Florida Boy, do you have any pics of your trap in action? Several of the guys has box traps on our property and just like Okie mentioned, they caught a bunch the first year and haven't caught any since. I think the corral trap is the ticket. Just trying to figure out what type of door and trigger setup to use. Any help will be appreciated


----------



## florida boy

zigzag3337 said:


> Florida Boy, do you have any pics of your trap in action? Several of the guys has box traps on our property and just like Okie mentioned, they caught a bunch the first year and haven't caught any since. I think the corral trap is the ticket. Just trying to figure out what type of door and trigger setup to use. Any help will be appreciated



I wish I would have taken a few pics this week to give you an idea . We caught nine wendsday night in one trap . I always feel like it works better to have a big trap ,automatic feeder,and tuck it in some cover of some sort .


----------



## Buckfever

Good catch Florida boy. I took cow panels and cut them down to 10' to make my trap. I fixed it where I could take it apart and move it to a new location at anytime. Its not a piece of cake to do so, but not that hard either. I had the same problem as you in giving them away. People would tell me they want 1, but when I caught some it wasn't convenient for them at that time, so the buzzards eat well that week. I hate to see them go to waste, but can't clean and store 5 or 6 at a time.


----------



## zigzag3337

Nice haul. Defiantly gonna try this setup for sure. Being that our property is 1.5hr from my house, I want to set it up where they can go in and out of it during the week and then I'll set it on the weekends that I'm at the property. My tripod feeder holds 400 lbs of corn, so I'm thinking there shouldn't be a shortage of feed from one week to the next. 
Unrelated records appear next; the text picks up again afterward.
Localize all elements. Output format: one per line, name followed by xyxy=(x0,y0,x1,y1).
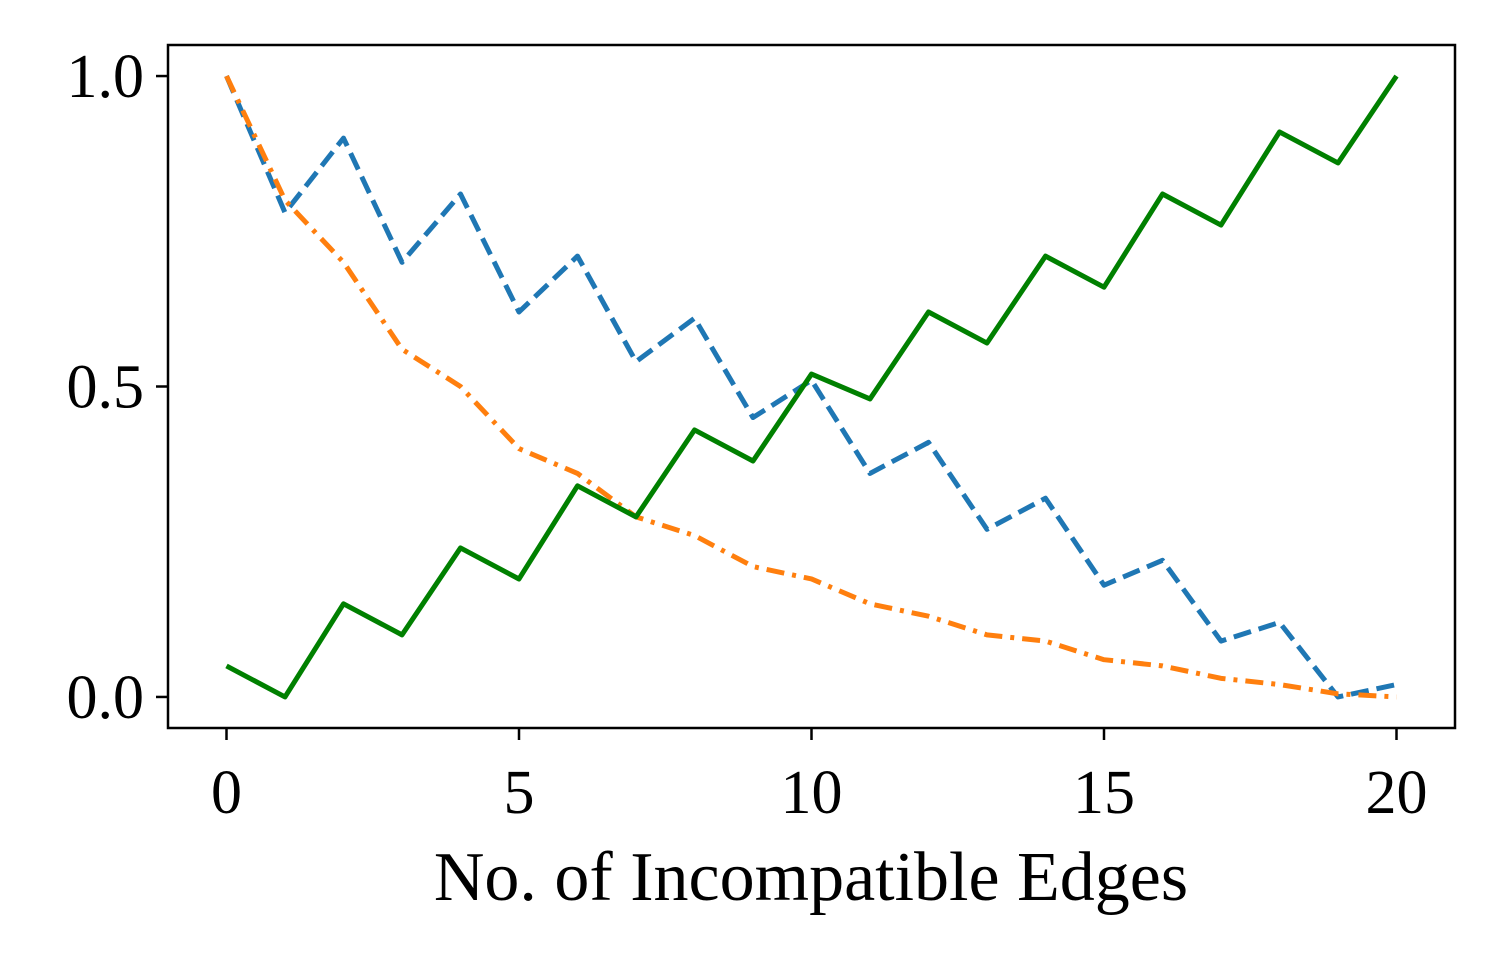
y-tick-label: 0.0 xyxy=(67,664,145,732)
y-axis-ticks: 0.0 0.5 1.0 xyxy=(67,43,168,732)
y-tick-label: 0.5 xyxy=(67,354,145,422)
series-line-1 xyxy=(224,74,1397,700)
x-tick-label: 0 xyxy=(211,759,242,827)
x-tick-label: 5 xyxy=(504,759,535,827)
x-tick-label: 10 xyxy=(781,759,843,827)
series-line-2 xyxy=(225,74,1399,700)
series-line-0 xyxy=(224,75,1398,700)
x-axis-title: No. of Incompatible Edges xyxy=(434,839,1188,916)
x-tick-label: 15 xyxy=(1073,759,1135,827)
y-tick-label: 1.0 xyxy=(67,43,145,111)
x-axis-ticks: 0 5 10 15 20 xyxy=(211,728,1428,827)
series-layer xyxy=(224,74,1399,700)
x-tick-label: 20 xyxy=(1366,759,1428,827)
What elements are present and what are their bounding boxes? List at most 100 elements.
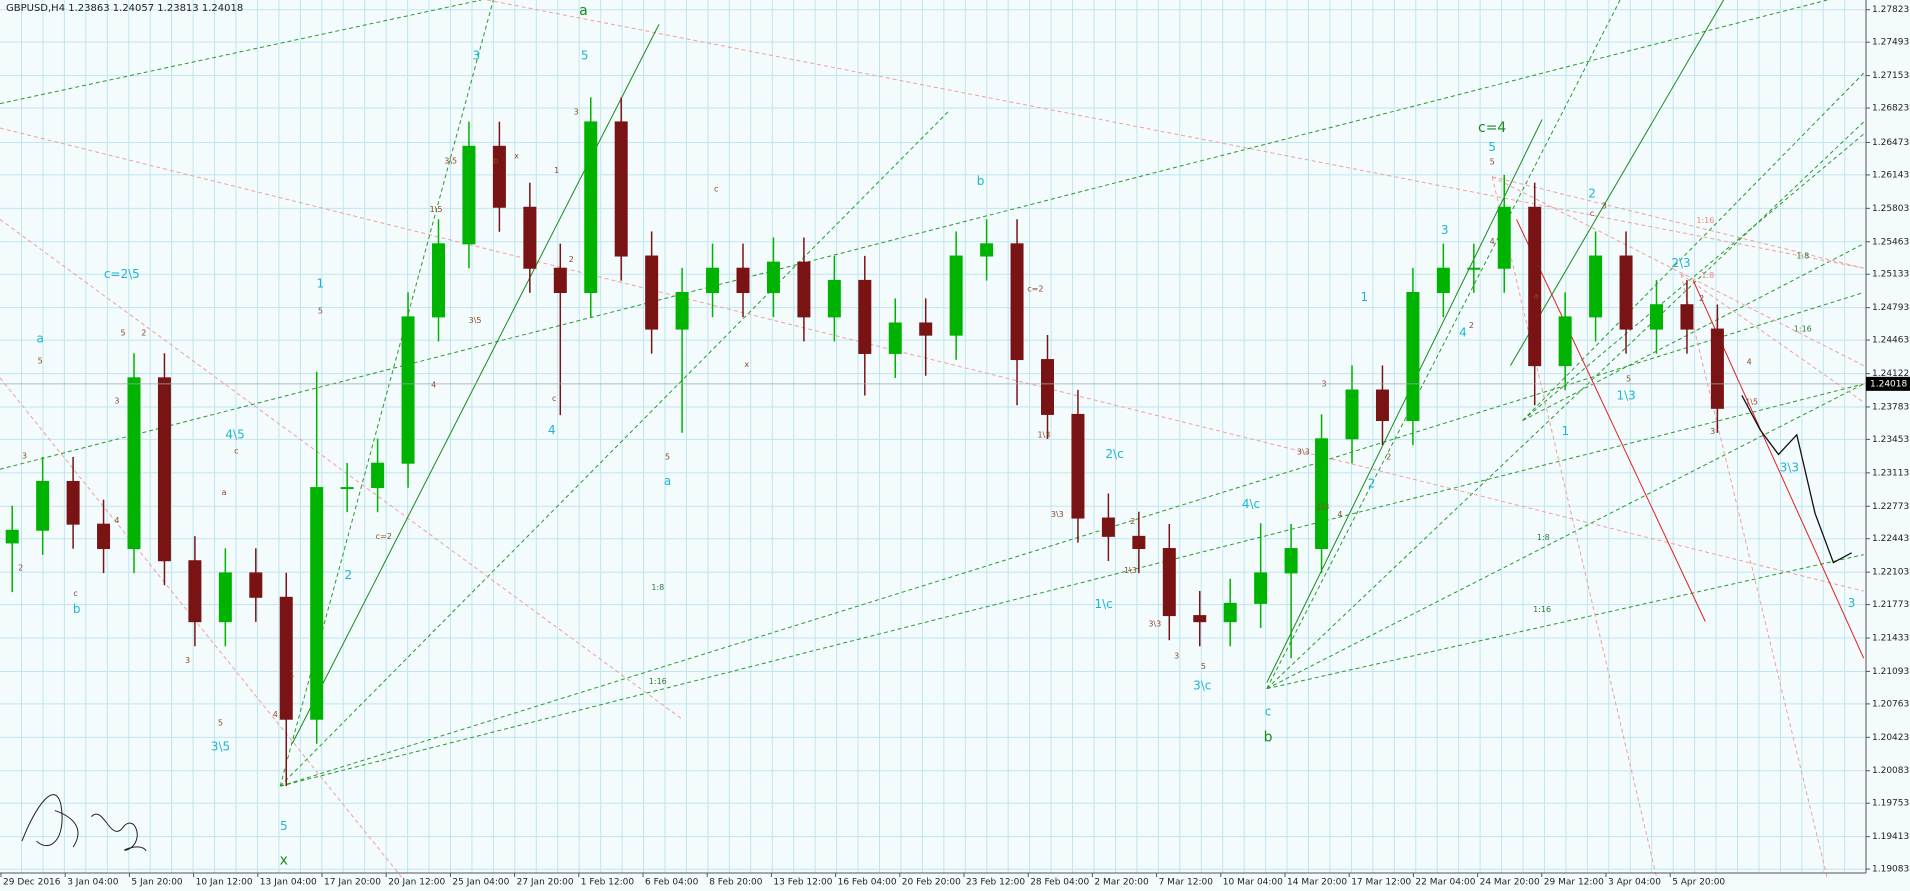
wave-label: 3\3	[1051, 510, 1064, 519]
trend-line	[1267, 555, 1864, 689]
wave-label: x	[514, 152, 519, 161]
y-tick-label: 1.27493	[1872, 38, 1909, 48]
wave-label: 1:16	[1533, 605, 1551, 614]
candle-body	[1375, 389, 1389, 422]
x-tick-label: 6 Feb 04:00	[645, 878, 699, 888]
candle-body	[66, 480, 80, 525]
wave-label: 3\3	[1148, 620, 1161, 629]
wave-label: 5	[318, 306, 323, 315]
wave-label: 4	[431, 381, 436, 390]
x-tick-label: 7 Mar 12:00	[1159, 878, 1214, 888]
y-tick-label: 1.25803	[1872, 204, 1909, 214]
wave-label: c	[234, 446, 238, 455]
candle-body	[1436, 267, 1450, 294]
wave-label: 4	[1459, 325, 1467, 339]
candle-body	[1528, 206, 1542, 367]
wave-label: a	[37, 331, 44, 345]
wave-label: c	[552, 394, 556, 403]
wave-label: 1	[554, 166, 559, 175]
candle-body	[1680, 304, 1694, 330]
wave-label: c=2	[1027, 284, 1043, 293]
candle-body	[310, 487, 324, 720]
candle-body	[1497, 206, 1511, 269]
candle-body	[218, 572, 232, 623]
wave-label: 4	[273, 710, 278, 719]
trend-line	[1681, 274, 1827, 877]
y-tick-label: 1.20763	[1872, 699, 1909, 709]
projection-line	[1741, 395, 1852, 564]
chart-title: GBPUSD,H4 1.23863 1.24057 1.23813 1.2401…	[6, 3, 243, 14]
wave-label: 2	[1469, 321, 1474, 330]
x-tick-label: 22 Mar 04:00	[1415, 878, 1475, 888]
candle-body	[1010, 243, 1024, 361]
y-tick-label: 1.22443	[1872, 534, 1909, 544]
y-tick-label: 1.25133	[1872, 270, 1909, 280]
y-tick-label: 1.27153	[1872, 71, 1909, 81]
trend-line	[1510, 0, 1723, 366]
y-tick-label: 1.23113	[1872, 468, 1909, 478]
wave-label: b	[493, 156, 498, 165]
wave-label: 1	[1561, 424, 1569, 438]
candle-body	[1650, 304, 1663, 330]
wave-label: 3	[1441, 223, 1449, 237]
candle-body	[736, 267, 750, 294]
trend-line	[1492, 177, 1864, 268]
trend-line	[1523, 244, 1864, 421]
wave-label: 3\3	[1780, 461, 1799, 475]
wave-label: 3	[1710, 427, 1715, 436]
candle-body	[1284, 548, 1298, 574]
x-tick-label: 20 Jan 12:00	[388, 878, 445, 888]
wave-label: 1:16	[1696, 216, 1714, 225]
grid	[0, 0, 1866, 873]
x-tick-label: 2 Mar 20:00	[1094, 878, 1149, 888]
wave-label: 5	[1490, 158, 1495, 167]
wave-label: 1:16	[1794, 325, 1812, 334]
wave-label: 5	[218, 718, 223, 727]
candle-body	[1162, 548, 1176, 617]
y-tick-label: 1.26823	[1872, 104, 1909, 114]
wave-label: 5	[1626, 375, 1631, 384]
wave-label: 1:16	[649, 677, 667, 686]
trend-line	[0, 0, 481, 104]
candle-body	[980, 243, 994, 257]
y-tick-label: 1.19083	[1872, 865, 1909, 875]
y-tick-label: 1.21773	[1872, 600, 1909, 610]
wave-label: c=2\5	[104, 267, 140, 281]
wave-label: 1:8	[1701, 271, 1714, 280]
wave-label: 4	[114, 516, 119, 525]
wave-label: 2\3	[1671, 256, 1690, 270]
current-price-box	[1866, 376, 1910, 391]
x-tick-label: 10 Jan 12:00	[196, 878, 253, 888]
candle-body	[888, 322, 902, 354]
x-tick-label: 13 Feb 12:00	[773, 878, 832, 888]
y-tick-label: 1.26143	[1872, 170, 1909, 180]
candle-body	[766, 261, 780, 294]
x-tick-label: 23 Feb 12:00	[966, 878, 1025, 888]
wave-label: b	[1264, 729, 1273, 745]
candle-body	[645, 255, 659, 330]
price-axis-bg	[1866, 0, 1910, 891]
candle-body	[584, 121, 598, 294]
candle-body	[401, 316, 415, 464]
wave-label: 5	[38, 356, 43, 365]
wave-label: 1\5	[430, 205, 443, 214]
x-tick-label: 16 Feb 04:00	[838, 878, 897, 888]
wave-label: 2	[141, 328, 146, 337]
candle-body	[157, 377, 171, 562]
wave-label: c	[73, 589, 77, 598]
candle-body	[706, 267, 720, 294]
wave-label: 4	[1337, 510, 1342, 519]
x-tick-label: 17 Mar 12:00	[1351, 878, 1411, 888]
signature	[22, 795, 146, 851]
wave-label: a	[222, 488, 227, 497]
candle-body	[97, 523, 111, 550]
x-tick-label: 1 Feb 12:00	[581, 878, 635, 888]
wave-label: 3\c	[1193, 679, 1211, 693]
candles	[5, 97, 1852, 787]
wave-label: 1:8	[1796, 251, 1809, 260]
candle-body	[36, 480, 50, 531]
candle-body	[827, 279, 841, 318]
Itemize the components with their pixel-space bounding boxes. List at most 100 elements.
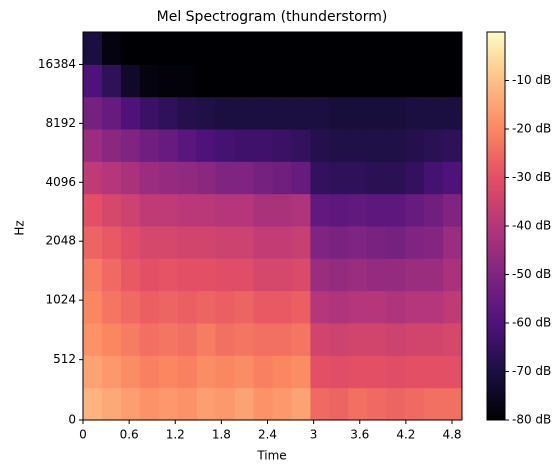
heatmap-cell xyxy=(101,96,122,130)
heatmap-cell xyxy=(348,96,368,130)
x-axis-label: Time xyxy=(256,449,286,463)
heatmap-cell xyxy=(177,387,198,421)
heatmap-cell xyxy=(367,258,387,292)
heatmap-cell xyxy=(83,355,103,389)
heatmap-cell xyxy=(196,64,217,98)
x-tick-label: 3 xyxy=(310,428,318,442)
heatmap-cell xyxy=(367,193,387,227)
heatmap-cell xyxy=(310,193,330,227)
heatmap-cell xyxy=(291,387,311,421)
heatmap-cell xyxy=(310,32,330,65)
heatmap-cell xyxy=(139,64,160,98)
x-tick-label: 3.6 xyxy=(350,428,369,442)
heatmap-cell xyxy=(215,226,236,259)
y-tick-label: 16384 xyxy=(38,57,76,71)
heatmap-cell xyxy=(329,32,349,65)
heatmap-cell xyxy=(177,323,198,356)
heatmap-cell xyxy=(234,193,255,227)
heatmap-cell xyxy=(139,355,160,389)
heatmap-cell xyxy=(253,258,273,292)
colorbar-tick-label: -70 dB xyxy=(512,364,551,378)
heatmap-cell xyxy=(234,355,255,389)
heatmap-cell xyxy=(348,355,368,389)
colorbar-tick-label: -10 dB xyxy=(512,73,551,87)
heatmap-cell xyxy=(196,129,217,162)
heatmap-cell xyxy=(310,323,330,356)
heatmap-cell xyxy=(348,32,368,65)
heatmap-cell xyxy=(234,129,255,162)
colorbar-tick-label: -80 dB xyxy=(512,413,551,427)
heatmap-cell xyxy=(424,258,444,292)
heatmap-cell xyxy=(291,96,311,130)
heatmap-cell xyxy=(272,193,292,227)
heatmap-cell xyxy=(83,387,103,421)
heatmap-cell xyxy=(272,129,292,162)
heatmap-cell xyxy=(329,323,349,356)
heatmap-cell xyxy=(310,226,330,259)
heatmap-cell xyxy=(158,290,179,324)
y-tick-label: 2048 xyxy=(45,234,76,248)
heatmap-cell xyxy=(272,32,292,65)
heatmap-cell xyxy=(215,258,236,292)
y-axis-label: Hz xyxy=(13,220,27,235)
heatmap-cell xyxy=(83,323,103,356)
y-tick-label: 512 xyxy=(53,352,76,366)
plot-frame xyxy=(82,31,463,421)
heatmap-cell xyxy=(215,323,236,356)
heatmap-cell xyxy=(272,387,292,421)
heatmap-cell xyxy=(139,226,160,259)
heatmap-cell xyxy=(405,129,425,162)
heatmap-cell xyxy=(367,96,387,130)
heatmap-cell xyxy=(443,193,463,227)
heatmap-cell xyxy=(443,32,463,65)
heatmap-cell xyxy=(196,161,217,195)
heatmap-cell xyxy=(215,290,236,324)
heatmap-cell xyxy=(310,64,330,98)
heatmap-cell xyxy=(405,290,425,324)
heatmap-cell xyxy=(215,129,236,162)
heatmap-cell xyxy=(443,161,463,195)
heatmap-cell xyxy=(424,64,444,98)
heatmap-cell xyxy=(120,258,141,292)
heatmap-cell xyxy=(348,323,368,356)
heatmap-cell xyxy=(83,290,103,324)
heatmap-cell xyxy=(329,129,349,162)
heatmap-cell xyxy=(196,258,217,292)
heatmap-cell xyxy=(367,387,387,421)
heatmap-cell xyxy=(101,129,122,162)
heatmap-cell xyxy=(405,161,425,195)
heatmap-cell xyxy=(101,387,122,421)
heatmap-cell xyxy=(443,226,463,259)
heatmap-cell xyxy=(405,323,425,356)
heatmap-cell xyxy=(386,387,406,421)
heatmap-cell xyxy=(120,129,141,162)
heatmap-cell xyxy=(196,387,217,421)
heatmap-cell xyxy=(215,387,236,421)
heatmap-cell xyxy=(348,226,368,259)
heatmap-cell xyxy=(120,32,141,65)
y-tick-label: 0 xyxy=(68,413,76,427)
heatmap-cell xyxy=(120,290,141,324)
x-tick-label: 4.8 xyxy=(442,428,461,442)
heatmap-cell xyxy=(120,96,141,130)
heatmap-cell xyxy=(424,96,444,130)
heatmap-cell xyxy=(101,323,122,356)
heatmap-cell xyxy=(310,290,330,324)
heatmap-cell xyxy=(310,96,330,130)
heatmap-cell xyxy=(367,32,387,65)
heatmap-cell xyxy=(101,226,122,259)
heatmap-cell xyxy=(83,129,103,162)
x-tick-label: 4.2 xyxy=(396,428,415,442)
heatmap-cell xyxy=(196,323,217,356)
heatmap-cell xyxy=(348,387,368,421)
heatmap-cell xyxy=(367,64,387,98)
heatmap-cell xyxy=(234,387,255,421)
heatmap-cell xyxy=(215,355,236,389)
heatmap-cell xyxy=(158,32,179,65)
x-tick-label: 2.4 xyxy=(258,428,277,442)
heatmap-cell xyxy=(348,129,368,162)
heatmap-cell xyxy=(386,32,406,65)
heatmap-cell xyxy=(291,258,311,292)
heatmap-cell xyxy=(101,193,122,227)
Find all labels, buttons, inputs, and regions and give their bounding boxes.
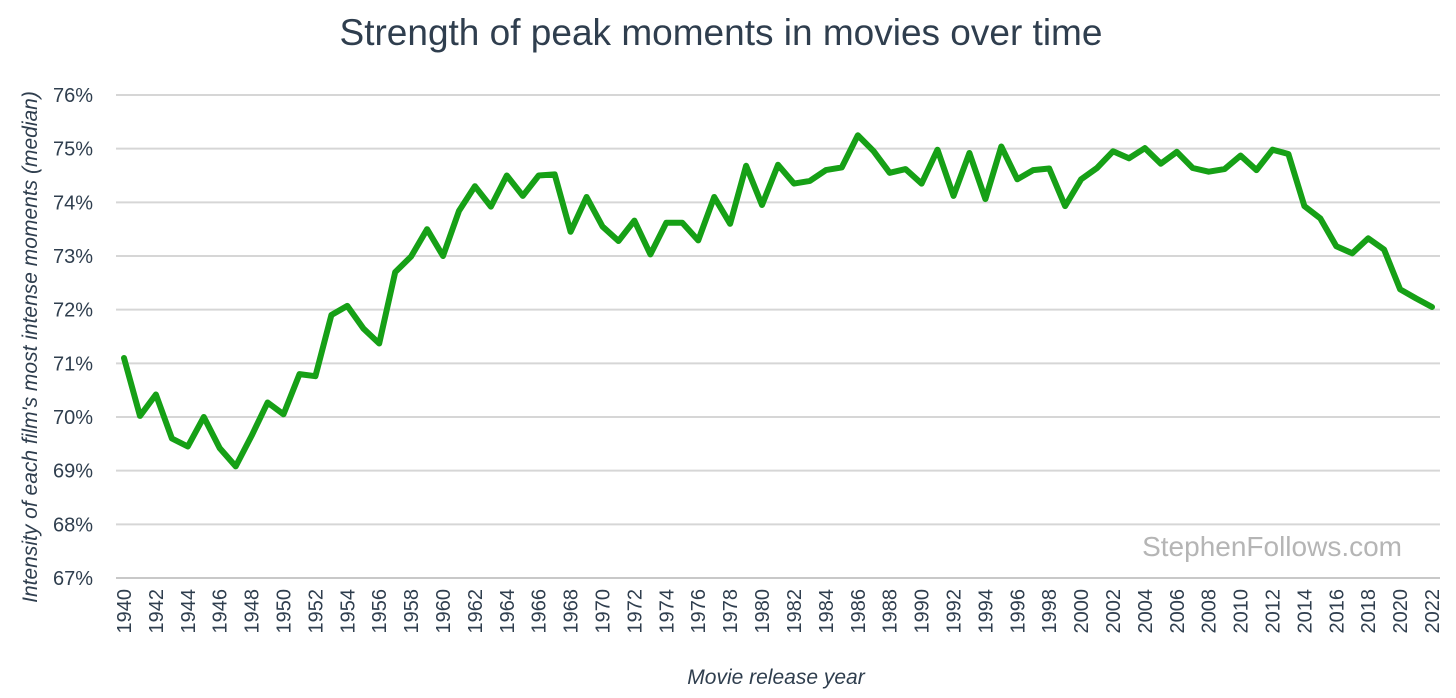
x-tick-label: 2010: [1231, 589, 1253, 634]
x-tick-label: 1960: [433, 589, 455, 634]
y-axis-label: Intensity of each film's most intense mo…: [19, 91, 42, 603]
x-tick-label: 1956: [369, 589, 391, 634]
x-tick-label: 1946: [210, 589, 232, 634]
y-tick-label: 75%: [53, 139, 93, 161]
x-tick-label: 1944: [178, 589, 200, 634]
x-tick-label: 1948: [242, 589, 264, 634]
x-tick-label: 1980: [752, 589, 774, 634]
x-tick-label: 1942: [146, 589, 168, 634]
x-tick-label: 1954: [337, 589, 359, 634]
x-tick-label: 2008: [1199, 589, 1221, 634]
y-tick-label: 69%: [53, 461, 93, 483]
x-tick-label: 1990: [912, 589, 934, 634]
x-tick-label: 1986: [848, 589, 870, 634]
x-tick-label: 1992: [943, 589, 965, 634]
x-tick-label: 1952: [305, 589, 327, 634]
x-tick-label: 1998: [1039, 589, 1061, 634]
x-tick-label: 1972: [624, 589, 646, 634]
y-tick-label: 72%: [53, 300, 93, 322]
x-tick-label: 1982: [784, 589, 806, 634]
y-axis-ticks: 67% 68% 69% 70% 71% 72% 73% 74% 75% 76%: [53, 85, 93, 590]
series-layer: [121, 132, 1435, 470]
x-tick-label: 2004: [1135, 589, 1157, 634]
x-axis-ticks: 1940 1942 1944 1946 1948 1950 1952 1954 1956 1958…: [114, 589, 1444, 634]
x-tick-label: 2018: [1358, 589, 1380, 634]
y-tick-label: 71%: [53, 353, 93, 375]
y-tick-label: 67%: [53, 568, 93, 590]
x-tick-label: 1962: [465, 589, 487, 634]
x-tick-label: 1970: [593, 589, 615, 634]
y-tick-label: 74%: [53, 192, 93, 214]
x-tick-label: 2016: [1326, 589, 1348, 634]
x-tick-label: 1964: [497, 589, 519, 634]
chart-title: Strength of peak moments in movies over …: [339, 12, 1103, 53]
y-tick-label: 68%: [53, 514, 93, 536]
x-tick-label: 1968: [561, 589, 583, 634]
y-tick-label: 76%: [53, 85, 93, 107]
x-tick-label: 1994: [975, 589, 997, 634]
x-tick-label: 1950: [274, 589, 296, 634]
x-tick-label: 2022: [1422, 589, 1444, 634]
y-tick-label: 70%: [53, 407, 93, 429]
x-tick-label: 1974: [656, 589, 678, 634]
x-tick-label: 1976: [688, 589, 710, 634]
x-tick-label: 2006: [1167, 589, 1189, 634]
series-line: [121, 132, 1435, 470]
x-tick-label: 2012: [1262, 589, 1284, 634]
x-tick-label: 2014: [1294, 589, 1316, 634]
x-tick-label: 1984: [816, 589, 838, 634]
x-tick-label: 2000: [1071, 589, 1093, 634]
x-tick-label: 1988: [880, 589, 902, 634]
x-tick-label: 1978: [720, 589, 742, 634]
x-tick-label: 1958: [401, 589, 423, 634]
gridlines: [116, 94, 1440, 579]
x-tick-label: 2002: [1103, 589, 1125, 634]
x-axis-label: Movie release year: [687, 666, 865, 689]
x-tick-label: 1966: [529, 589, 551, 634]
x-tick-label: 2020: [1390, 589, 1412, 634]
y-tick-label: 73%: [53, 246, 93, 268]
x-tick-label: 1996: [1007, 589, 1029, 634]
x-tick-label: 1940: [114, 589, 136, 634]
watermark: StephenFollows.com: [1142, 531, 1402, 562]
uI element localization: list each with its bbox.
I'm thinking that making an exit kinda like the entrance will get them use to pushing through the gate, then close the exit when I'm ready to set it.....not sure how you do yours.


----------



## florida boy

zigzag3337 said:


> Nice haul. Defiantly gonna try this setup for sure. Being that our property is 1.5hr from my house, I want to set it up where they can go in and out of it during the week and then I'll set it on the weekends that I'm at the property. My tripod feeder holds 400 lbs of corn, so I'm thinking there shouldn't be a shortage of feed from one week to the next.
> 
> I'm thinking that making an exit kinda like the entrance will get them use to pushing through the gate, then close the exit when I'm ready to set it.....not sure how you do yours.


make sure you anchor your feeder . they will root around and knock it down . I use a hanging feeder that puts out maybe a pound a day . I know there are several ways to do it but I like the sliding drop door with a rope running back to a 10-12in wooden dowel set on 2 pieces of rebar that is sticking out of the ground 2 inches . when i set it i pour a few pounds of corn right around it . We call it the "rooting stick ".


----------